Lo normal para un planeta es estar en órbita a una estrella u otro cuerpo celeste de gran masa; sin embargo, cada vez hay más evidencias de que algunos vagan solos por la galaxia, sin más atadura gravitacional que la que les liga a esta. Dado que tales astros, los planetas errantes, emiten muy poca luz, solo se detectan a través de sus sutiles efectos gravitacionales, un fenómeno llamado microlente gravitacional. Una de las principales limitaciones de este método de detección es que no permite determinar la distancia a estos planetas, lo que dificulta la medición independiente de su masa. Como resultado, gran parte de esta escurridiza población de mundos solitarios sigue siendo especulativa.

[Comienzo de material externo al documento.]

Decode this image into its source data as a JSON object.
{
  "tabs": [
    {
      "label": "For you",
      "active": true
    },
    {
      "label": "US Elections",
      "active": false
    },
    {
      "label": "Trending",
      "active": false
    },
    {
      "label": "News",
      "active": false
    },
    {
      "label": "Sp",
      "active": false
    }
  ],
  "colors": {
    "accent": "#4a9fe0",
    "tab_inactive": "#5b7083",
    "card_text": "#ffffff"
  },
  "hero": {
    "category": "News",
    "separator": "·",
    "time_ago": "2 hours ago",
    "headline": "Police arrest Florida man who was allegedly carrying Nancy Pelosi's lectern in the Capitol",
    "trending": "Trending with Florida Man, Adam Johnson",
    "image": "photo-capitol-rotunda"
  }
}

Esta situación ha experimentado ahora un cambio importante. Un equipo encabezado por Subo Dong, de la Universidad de Pekín en China, ha observado y confirmado como planeta errante a un astro. La detección se hizo mediante el efecto de microlente gravitacional, pero, a diferencia de detecciones anteriores, Dong y sus colegas observaron este evento de microlente simultáneamente desde la Tierra y el espacio, mediante instrumentos situados aquí abajo y otros allá arriba.